Friday, June 1, 2012

Predictive Analytics: NeuralNet, Bayesian, SVM, KNN

Continuing from my previous blog in walking down the list of Machine Learning techniques.  In this post, we'll be covering Neural Network, Support Vector Machine, Naive Bayes and Nearest Neighbor.  Again, we'll be using the same iris data set that we prepared in the last blog.

Neural Network

Neural Network emulates how the human brain works by having a network of neurons that are interconnected and sending stimulating signal to each other.

In the Neural Network model, each neuron is equivalent to a logistic regression unit.  Neurons are organized in multiple layers where every neuron at layer i connects out to every neuron at layer i+1 and nothing else.


The tuning parameters in Neural network includes the number of hidden layers, number of neurons in each layer, as well as the learning rate.

There are no fixed rules to set these parameters and depends a lot in the problem domain.  My default choice is to use a single hidden layer and set the number of neurons to be the same as the input variables. The number of neurons at the output layer depends on how many binary outputs need to be learned.  In a classification problem, this is typically the number of possible values at the output category.

The learning happens via an iterative feedback mechanism where the error of training data output is used to adjusted the corresponding weights of input.  This adjustment will be propagated back to previous layers and the learning algorithm is known as back-propagation.

Here is an example in R

> library(neuralnet)
> nnet_iristrain <-iristrain
> #Binarize the categorical output
> nnet_iristrain <- cbind(nnet_iristrain, 
                          iristrain$Species == 'setosa')
> nnet_iristrain <- cbind(nnet_iristrain,
                          iristrain$Species == 'versicolor')
> nnet_iristrain <- cbind(nnet_iristrain, 
                          iristrain$Species == 'virginica')
> names(nnet_iristrain)[6] <- 'setosa'
> names(nnet_iristrain)[7] <- 'versicolor'
> names(nnet_iristrain)[8] <- 'virginica'
> nn <- neuralnet(setosa+versicolor+virginica ~ 
                  Sepal.Length+Sepal.Width
                              +Petal.Length
                              +Petal.Width,
                  data=nnet_iristrain, 
                  hidden=c(3))
> plot(nn)
> mypredict <- compute(nn, iristest[-5])$net.result
> # Put multiple binary output to categorical output
> maxidx <- function(arr) {
      return(which(arr == max(arr)))
  }
> idx <- apply(mypredict, c(1), maxidx)
> prediction <- c('setosa', 'versicolor', 'virginica')[idx]
> table(prediction, iristest$Species)
            
prediction   setosa versicolor virginica
  setosa         10          0         0
  versicolor      0         10         3
  virginica       0          0         7


Here is the plot of the Neural network we learn
Neural network is very good at learning non-linear function and also multiple outputs can be learnt at the same time.  However, the training time is relatively long and it is also susceptible to local minimum traps.  This can be mitigated by doing multiple rounds and pick the best learned model.

Support Vector Machine

Support Vector Machine provides a binary classification mechanism based on finding a dividing hyperplane between a set of samples with +ve and -ve outputs.  It assumes the data is linearly separable.
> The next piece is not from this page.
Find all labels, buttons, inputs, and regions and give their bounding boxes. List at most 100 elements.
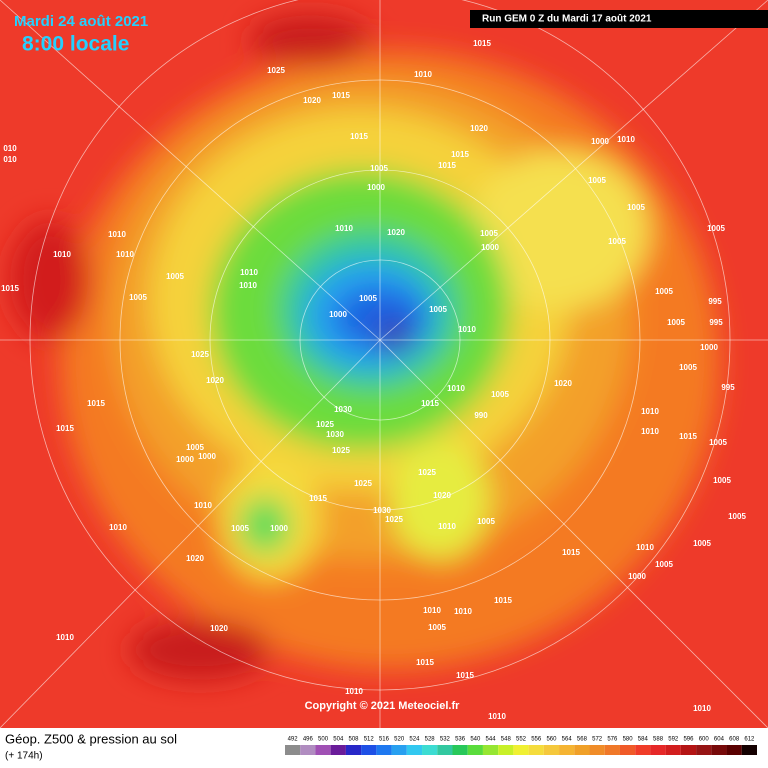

The problem can be structured as a quadratic programming optimization problem as maximizing the margin subjected to a set of linear constraints (ie: data output on one side of the line must be +ve while the other side is -ve).  This can be solved by quadratic programming technique.


If the data is not linearly separable due to noise (majority is still linearly separable), then an error term will be added to penalize the optimization.


If the data distribution is fundamentally non-linear, the trick is to transform the data to a higher dimension and hopefully the data is linearly separable in that higher dimension.  The optimization term turns out to be a dot product of the transformed points in the high dimensional space, which was found to be equivalent to perform a kernal function in the original (before transformation) space.


The kernal function provides a cheap way to equivalently transform the original point to a high dimension (since we don’t actually transform it) and perform the quadratic optimization in that high dimension space.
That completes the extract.